PS 1-39 UNDERSTANDING THE EFFECTS OF LEAD TIME AND OVERDIAGNOSIS IN MAMMOGRAPHY SCREENING: THE SCREENING ILLUSTRATOR

Sunday, October 23, 2016
Bayshore Ballroom ABC, Lobby Level (Westin Bayshore Vancouver)
Poster Board # PS 1-39

Mette Holm Møller1, Mette Lise Lousdal1, Ivar S. Kristiansen2, Mette Kalager2, Torbjørn Wisløff3 and Henrik Støvring1, (1)Aarhus University, Department of Public Health, Aarhus, Denmark, (2)Oslo University, Department of Health Management and Health Economics, Oslo, Norway, (3)Norwegian Institute of Public Health, Oslo, Norway
Purpose:

To illustrate the consequences of breast cancer screening in terms of detected cases and overdiagnosis by means of a simple spreadsheet model and compare to the 1.5 expected increase in incidence suggested by the International Agency for Research on Cancer (IARC).

Method:

We modeled hypothetical populations of women aged 50-79 years, in which population size and number of cancer cases  are recorded in five year age groups (50-54, 55-59, …, 75-79) and five year time periods (1985-9, 1990-4,…2010-4).
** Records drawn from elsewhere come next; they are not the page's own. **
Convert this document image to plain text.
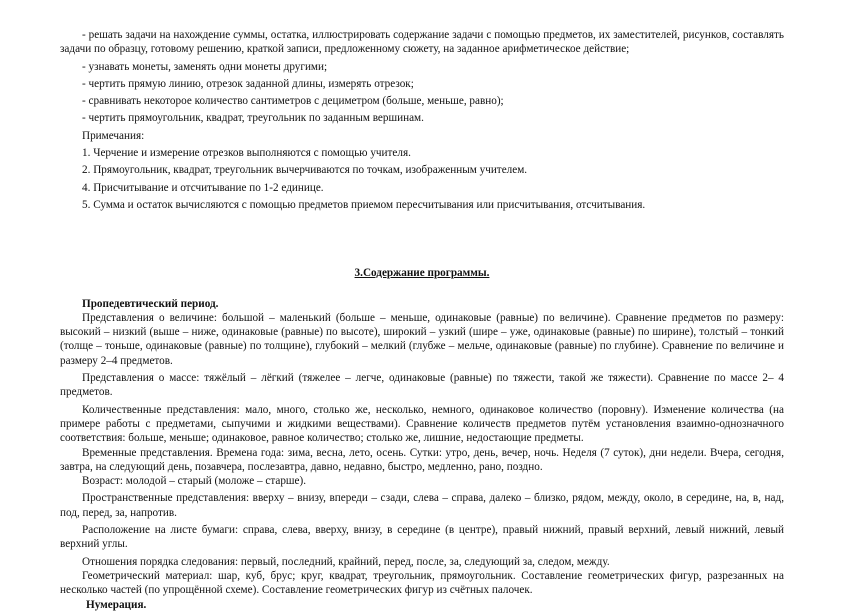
- решать задачи на нахождение суммы, остатка, иллюстрировать содержание задачи с помощью предметов, их заместителей, рисунков, составлять задачи по образцу, готовому решению, краткой записи, предложенному сюжету, на заданное арифметическое действие;

- узнавать монеты, заменять одни монеты другими;

- чертить прямую линию, отрезок заданной длины, измерять отрезок;

- сравнивать некоторое количество сантиметров с дециметром (больше, меньше, равно);

- чертить прямоугольник, квадрат, треугольник по заданным вершинам.

Примечания:

1. Черчение и измерение отрезков выполняются с помощью учителя.

2. Прямоугольник, квадрат, треугольник вычерчиваются по точкам, изображенным учителем.

4. Присчитывание и отсчитывание по 1-2 единице.

5. Сумма и остаток вычисляются с помощью предметов приемом пересчитывания или присчитывания, отсчитывания.

3.Содержание программы.

Пропедевтический период.

Представления о величине: большой – маленький (больше – меньше, одинаковые (равные) по величине). Сравнение предметов по размеру: высокий – низкий (выше – ниже, одинаковые (равные) по высоте), широкий – узкий (шире – уже, одинаковые (равные) по ширине), толстый – тонкий (толще – тоньше, одинаковые (равные) по толщине), глубокий – мелкий (глубже – мельче, одинаковые (равные) по глубине). Сравнение по величине и размеру 2–4 предметов.

Представления о массе: тяжёлый – лёгкий (тяжелее – легче, одинаковые (равные) по тяжести, такой же тяжести). Сравнение по массе 2– 4 предметов.

Количественные представления: мало, много, столько же, несколько, немного, одинаковое количество (поровну). Изменение количества (на примере работы с предметами, сыпучими и жидкими веществами). Сравнение количеств предметов путём установления взаимно-однозначного соответствия: больше, меньше; одинаковое, равное количество; столько же, лишние, недостающие предметы.

Временные представления. Времена года: зима, весна, лето, осень. Сутки: утро, день, вечер, ночь. Неделя (7 суток), дни недели. Вчера, сегодня, завтра, на следующий день, позавчера, послезавтра, давно, недавно, быстро, медленно, рано, поздно.

Возраст: молодой – старый (моложе – старше).

Пространственные представления: вверху – внизу, впереди – сзади, слева – справа, далеко – близко, рядом, между, около, в середине, на, в, над, под, перед, за, напротив.

Расположение на листе бумаги: справа, слева, вверху, внизу, в середине (в центре), правый нижний, правый верхний, левый нижний, левый верхний углы.

Отношения порядка следования: первый, последний, крайний, перед, после, за, следующий за, следом, между.

Геометрический материал: шар, куб, брус; круг, квадрат, треугольник, прямоугольник. Составление геометрических фигур, разрезанных на несколько частей (по упрощённой схеме). Составление геометрических фигур из счётных палочек.

Нумерация.
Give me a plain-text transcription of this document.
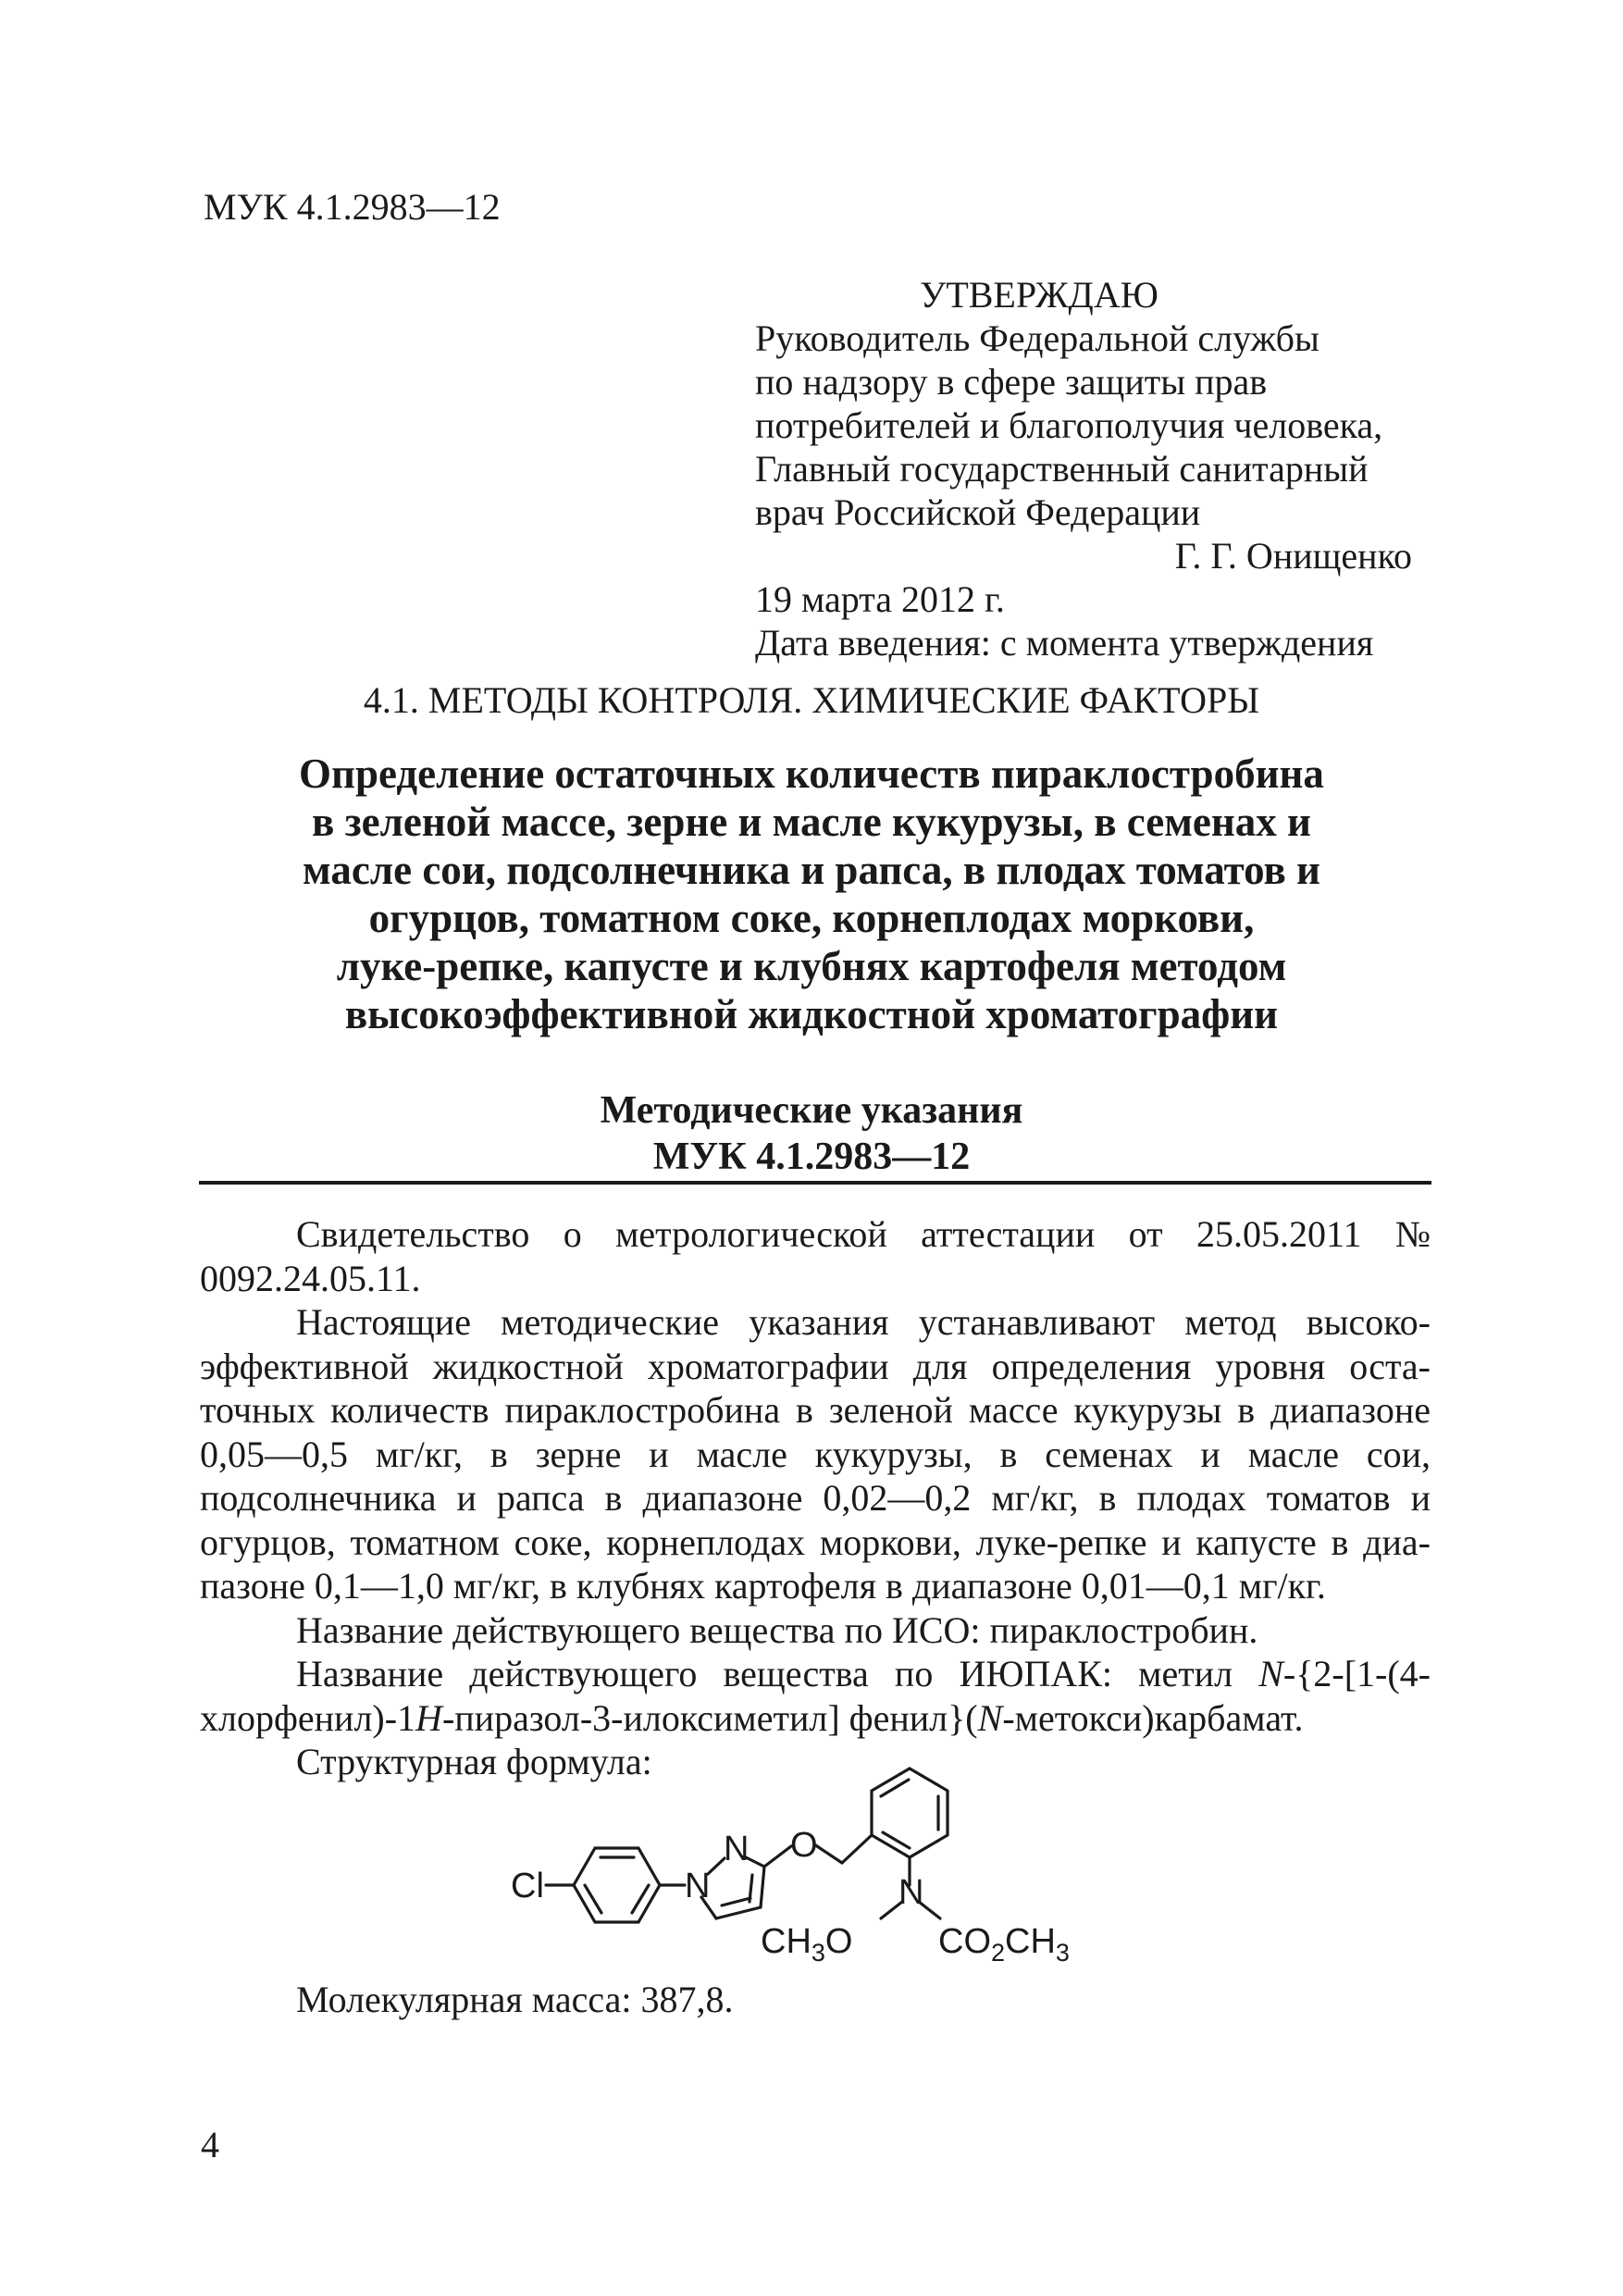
МУК 4.1.2983—12
УТВЕРЖДАЮ
Руководитель Федеральной службы
по надзору в сфере защиты прав
потребителей и благополучия человека,
Главный государственный санитарный
врач Российской Федерации
Г. Г. Онищенко
19 марта 2012 г.
Дата введения: с момента утверждения
4.1. МЕТОДЫ КОНТРОЛЯ. ХИМИЧЕСКИЕ ФАКТОРЫ
Определение остаточных количеств пираклостробина
в зеленой массе, зерне и масле кукурузы, в семенах и
масле сои, подсолнечника и рапса, в плодах томатов и
огурцов, томатном соке, корнеплодах моркови,
луке-репке, капусте и клубнях картофеля методом
высокоэффективной жидкостной хроматографии
Методические указания
МУК 4.1.2983—12

Свидетельство о метрологической аттестации от 25.05.2011 № 0092.24.05.11.

Настоящие методические указания устанавливают метод высокоэффективной жидкостной хроматографии для определения уровня остаточных количеств пираклостробина в зеленой массе кукурузы в диапазоне 0,05—0,5 мг/кг, в зерне и масле кукурузы, в семенах и масле сои, подсолнечника и рапса в диапазоне 0,02—0,2 мг/кг, в плодах томатов и огурцов, томатном соке, корнеплодах моркови, луке-репке и капусте в диапазоне 0,1—1,0 мг/кг, в клубнях картофеля в диапазоне 0,01—0,1 мг/кг.

Название действующего вещества по ИСО: пираклостробин.

Название действующего вещества по ИЮПАК: метил N-{2-[1-(4-хлорфенил)-1H-пиразол-3-илоксиметил] фенил}(N-метокси)карбамат.

Структурная формула:

Cl	N
N O
N
$CH_3O$ $CO_2CH_3$
Молекулярная масса: 387,8.
4
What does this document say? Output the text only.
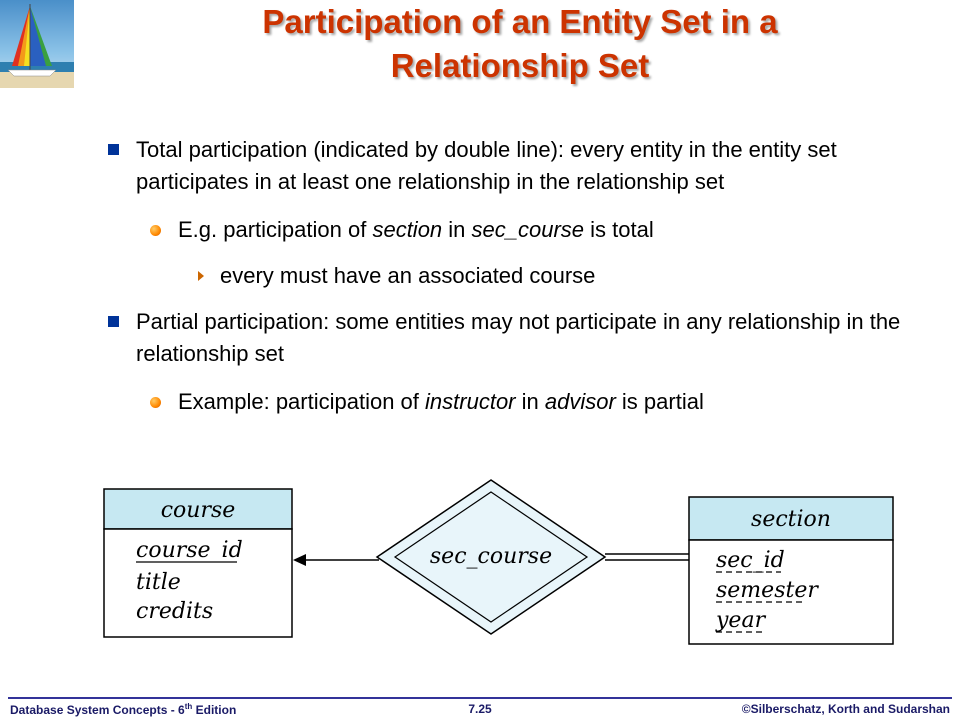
Participation of an Entity Set in a
Relationship Set
Total participation (indicated by double line): every entity in the entity set participates in at least one relationship in the relationship set
E.g. participation of section in sec_course is total
every must have an associated course
Partial participation: some entities may not participate in any relationship in the relationship set
Example: participation of instructor in advisor is partial
course
course_id
title
credits
sec_course
section
sec_id
semester
year
Database System Concepts - 6th Edition	7.25	©Silberschatz, Korth and Sudarshan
First, we use a cross-sectional approach to illustrate how screening brings breast cancer cases forward in time both with respect to period and age allowing for underlying period and age trends. For each time period we compute incidence rates in the scenario with and without screening, respectively, and with and without incorporation of the compensatory drop among women leaving the screening program. Relative incidence rate ratios (RIRR) are used to compare changes in incidence rates over time across the two scenarios. Next, we investigate how stage specific incidence rates change when both localized and advanced cancers are brought forward in time by screening, and some advanced cancers are thereby diagnosed as localized. Finally, we incorporate overdiagnosis into the model as cases that are forwarded in time by screening, but would never have been detected without screening. We repeat these scenarios in a Lexis-based approach, which allows for an underlying birth cohort trend.

Result:

When including the compensatory drop, the cross-sectional model predicted a peak in incidence right after the introduction of screening (RIRR = 1.28). The overall incidence rate quickly stabilized at a slightly higher, but constant level than before introduction (RIRR = 1.01). Introducing 30% overdiagnosis resulted in incidence being 44% higher excluding the compensatory drop. The findings persisted when using the Lexis-based approach.

Conclusion:

A simple, user friendly model provides insights into the mechanics of screening in terms of changes in incidence and disease stage. It may assist students, clinicians and researchers in understanding phenomena such as lead time and overdiagnosis. The model results suggest that the expected increase in incidence suggested by IARC for good screening programs (RIRR=1.5) cannot be achieved by lead time effects amplified by underlying age and period trends alone, but requires overdiagnosis to be added to the model.